【回顾当年】第三次闯港“水库断路绕山走迷路被困群山中”:上文提到我们掉落水渠后不敢上岸,后面两批人也没有人下水追,我们一直沿着水渠半游半走,岸上的人也奈何不了我们终于又一次让我两人逃脱。出门没多久就经历了这两次事故,使我两之后行动更加小心再也不敢闯村了,于是只有找最偏僻山岭走比较安全,走偏僻山岭我们也不知道害怕,那年代这些山岭还有虎踪出现过,就在我村附近邻村“长山子”,长山子村很多人姓丘,长山子人到澳头在半路就看到过一大一小两条白额虎,我在生产队春耕时我也听到过老虎叫。

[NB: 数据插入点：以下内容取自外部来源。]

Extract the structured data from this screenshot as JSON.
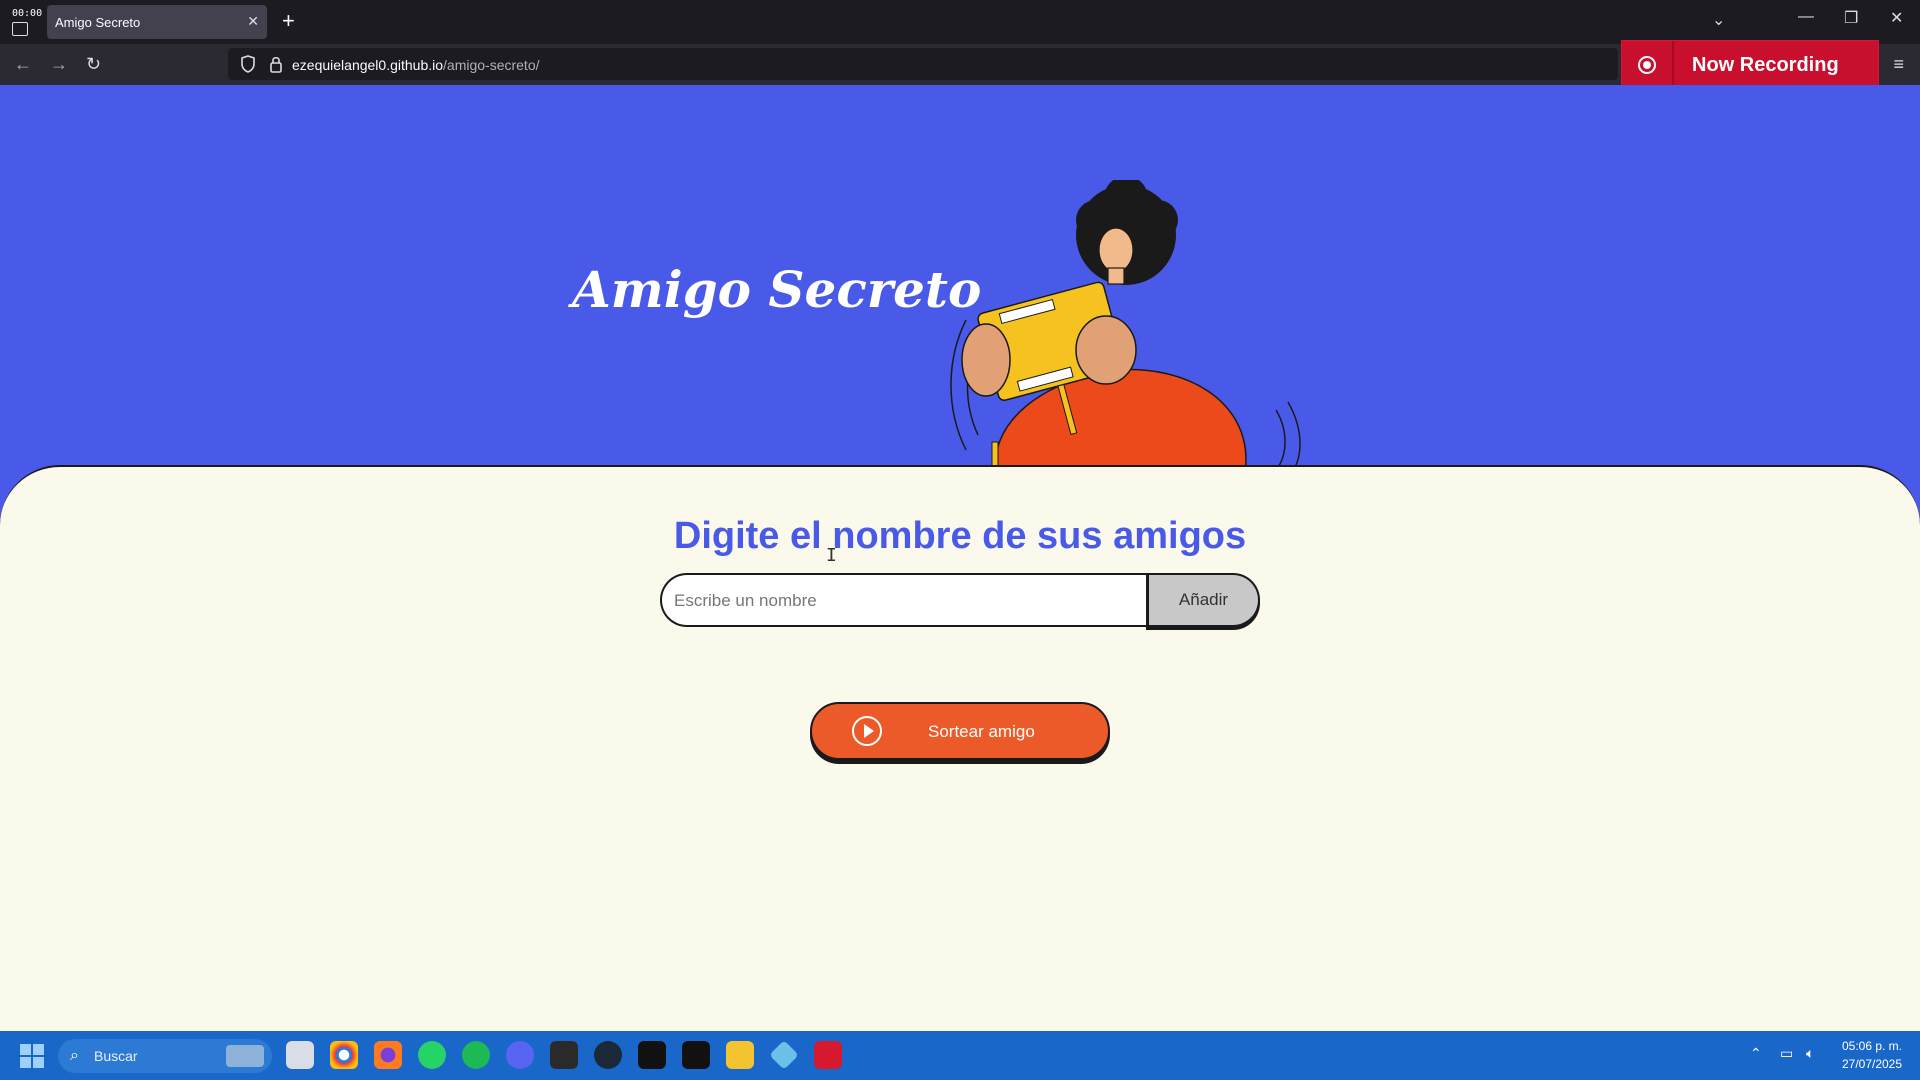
{
  "browser": {
    "recorder_timer": "00:00",
    "tab_title": "Amigo Secreto",
    "url_domain": "ezequielangel0.github.io",
    "url_path": "/amigo-secreto/"
  },
  "recording": {
    "label": "Now Recording"
  },
  "page": {
    "hero_title": "Amigo Secreto",
    "heading": "Digite el nombre de sus amigos",
    "input_placeholder": "Escribe un nombre",
    "add_label": "Añadir",
    "draw_label": "Sortear amigo"
  },
  "taskbar": {
    "search_placeholder": "Buscar",
    "time": "05:06 p. m.",
    "date": "27/07/2025"
  }
}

当时我们勇气也不知道是从何而来,夜晚走偏僻山岭连野兽和鬼都不怕(究竟有没有鬼),唯一怕的就是看见房屋,由于要避开村子绕道而走,走了很多冤枉路,又遇上三洲田水库,三洲田水库拦断了我们去路,我们只好沿着水库边走,水库边两个方向,東边是海岸重重大山,我们农村人叫沿海一带无人烟的地方,山岭一个接一个叫大山,当然不是珠穆朗玛峰那类大山了。西边散布着很多零散的村子,为了安全起见我们只好走東面,避开村子走重重山岭比较安全。
夜晚没有月亮没有路,在茂盛的野草树木间行走经常谁都看不見谁,他在前我在后翻山越岭的向前走,走着走着由于野草蔓生没有路,突然脚一滑掉进了棺材凹“墓穴”,(南方客家人风俗,死人埋葬超过三年后,要开棺捡骨“捡金”)捡完尸骨留下的的棺材凹,这种“棺材凹”是南方“客家人”的风俗,“棺材凹”是二次葬后形成的,在我们那一带,人死了埋葬超过三年后,把坟墓土扒开将尸骨捡出,然后装进一个小瓷缸,尸骨装入小瓷缸还有讲究,要摆放好好的,头在上脚在下不能乱丢乱放,这些放尸骨的小瓷缸客家人叫“金罂”。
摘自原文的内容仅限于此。